On Second Look, Feds Give 'Threatened' Listing to Washington State Orcas

Typography
Two years after denying Endangered Species Act protection to killer whales that live much of the year near Washington's San Juan Islands, the federal fisheries agency said Thursday it plans to list the struggling population as a threatened species.

SEATTLE — Two years after denying Endangered Species Act protection to killer whales that live much of the year near Washington's San Juan Islands, the federal fisheries agency said Thursday it plans to list the struggling population as a threatened species.


A federal judge last year had ordered the National Marine Fisheries Service to reconsider its decision on the whales after eight environmental groups and concerned individuals filed suit. The threatened-species designation could become final a year from now, following a period of public comment.


In 2002, the fisheries service had concluded that the orcas did not warrant protection under the Endangered Species Act because the population did not meet the definition of being biologically distinct from other killer whales. Instead, it designated the whales as a depleted species under the Marine Mammal Protection Act, which provides for study and protection of individuals but does not protect habitat.

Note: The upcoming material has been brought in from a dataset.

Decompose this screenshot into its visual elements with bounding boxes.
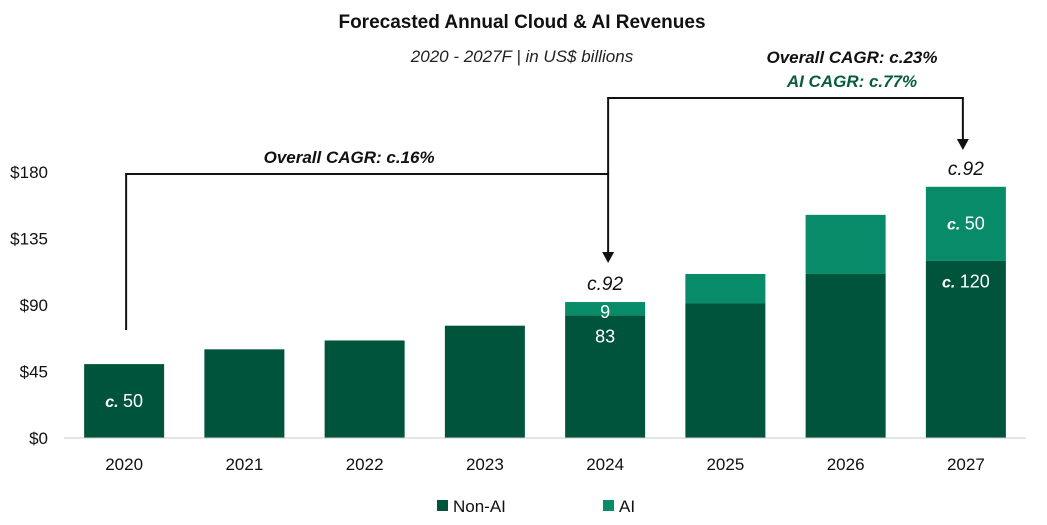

"Habitat protection is key," said Fred Felleman of the Orca Conservancy, a Seattle-based plaintiff in the case. "Conservationists know that you can't save a species by protecting individuals."


Attorney Patti Goldman of Earthjustice in Seattle called the population "a close-knit family of highly intelligent whales that have been living cooperatively with each other in Puget Sound for thousands of years."


!ADVERTISEMENT!

"The federal government refused to protect this remarkable family of whales until the people of Puget Sound came together, and with one voice, demanded it," Goldman said.


The orcas now number 84, down from an unknown high that scientists believe could have exceeded 200. Two calves born this year will be added to the total if they survive to next year.


Dozens of orcas were captured for sale to aquariums in the 1960s and '70s. Since then they've struggled with pollution, human encroachment and dwindling salmon runs.


In its original decision, the fisheries service agreed the orcas "face a relatively high risk of extinction," but concluded that transient killer whales along the coast or populations farther off-shore would fill the gap if they disappeared.


U.S. District Judge Robert Lasnik rejected that finding, calling it speculative and unsupported.


Orcas, actually a kind of dolphin, are found in all the world's oceans.